Hadoop High Availability
Also available as:
PDF

Keeping Track of Logs

Each master cluster Region Server has its own znode in the replication znodes hierarchy. It contains one znode per peer cluster. For example, if there are 5 slave clusters, 5 znodes are created, and each of these contain a queue of WALs to process. Each of these queues tracks the WALs created by that Region Server, but they can differ in size. For example, if one slave cluster becomes unavailable for some time, the WALs should not be deleted. They need to stay in the queue while the others are processed. See Region Server Failover for an example.
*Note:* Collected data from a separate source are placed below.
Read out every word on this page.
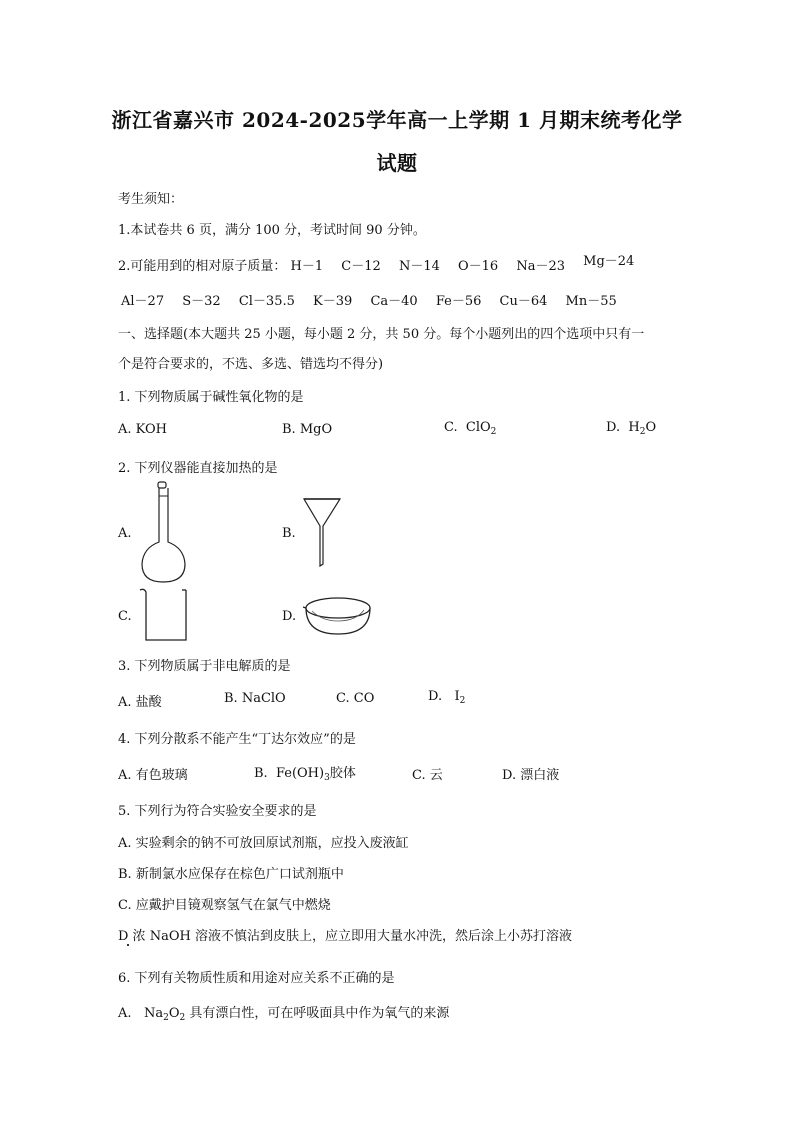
浙江省嘉兴市 2024-2025学年高一上学期 1 月期末统考化学
试题
考生须知：
1.本试卷共 6 页，满分 100 分，考试时间 90 分钟。
2.可能用到的相对原子质量： H－1 C－12 N－14 O－16 Na－23 Mg－24
Al－27 S－32 Cl－35.5 K－39 Ca－40 Fe－56 Cu－64 Mn－55
一、选择题(本大题共 25 小题，每小题 2 分，共 50 分。每个小题列出的四个选项中只有一
个是符合要求的，不选、多选、错选均不得分)
1. 下列物质属于碱性氧化物的是
A. KOH	B. MgO	C. ClO$_2$	D. $H_2O$
2. 下列仪器能直接加热的是
A.	B.
C.	D.
3. 下列物质属于非电解质的是
A. 盐酸	B. NaClO	C. CO	D. $I_2$
4. 下列分散系不能产生“丁达尔效应”的是
A. 有色玻璃	B. $Fe(OH)_3$胶体	C. 云	D. 漂白液
5. 下列行为符合实验安全要求的是
A. 实验剩余的钠不可放回原试剂瓶，应投入废液缸
B. 新制氯水应保存在棕色广口试剂瓶中
C. 应戴护目镜观察氢气在氯气中燃烧
D 浓 NaOH 溶液不慎沾到皮肤上，应立即用大量水冲洗，然后涂上小苏打溶液
6. 下列有关物质性质和用途对应关系不正确的是
A. $Na_2O_2$ 具有漂白性，可在呼吸面具中作为氧气的来源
When a source is instantiated, it contains the current WAL that the Region Server is writing to. During log rolling, the new file is added to the queue of each slave cluster znode just before it is made available. This ensures that all the sources are aware that a new log exists before the Region Server is able to append edits into it. However, this operation is now more expensive. The queue items are discarded when the replication thread cannot read more entries from a file because it reached the end of the last block and there are other files in the queue. This means that if a source is up to date and replicates from the log that the Region Server writes to, reading up to the end of the current file does not delete the item in the queue.
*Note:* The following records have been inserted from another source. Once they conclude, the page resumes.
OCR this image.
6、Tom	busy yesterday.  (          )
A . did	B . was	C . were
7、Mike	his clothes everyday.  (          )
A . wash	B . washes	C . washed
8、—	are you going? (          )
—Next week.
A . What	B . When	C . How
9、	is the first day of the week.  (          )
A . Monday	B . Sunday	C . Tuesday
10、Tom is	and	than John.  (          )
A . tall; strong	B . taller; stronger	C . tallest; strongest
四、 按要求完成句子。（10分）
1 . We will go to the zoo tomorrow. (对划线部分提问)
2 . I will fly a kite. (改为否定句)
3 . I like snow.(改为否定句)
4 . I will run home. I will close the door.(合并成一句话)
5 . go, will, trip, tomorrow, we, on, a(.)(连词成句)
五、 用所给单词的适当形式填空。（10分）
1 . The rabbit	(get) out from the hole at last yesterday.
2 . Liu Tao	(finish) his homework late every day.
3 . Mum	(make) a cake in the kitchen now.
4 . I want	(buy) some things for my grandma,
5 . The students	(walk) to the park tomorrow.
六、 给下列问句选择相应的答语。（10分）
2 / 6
A log can be archived if it is no longer used or if the number of logs exceeds the hbase.regionserver.maxlogs setting because the insertion rate is faster than regions are flushed. When a log is archived, the source threads are notified that the path for that log changed. If a particular source has already finished with an archived log, it ignores the message. If the log is in the queue, the path is updated in memory. If the log is currently being replicated, the change is done atomically so that the reader does not attempt to open the file when it has already been moved. Because moving a file is a NameNode operation, if the reader is currently reading the log, it does not generate an exception.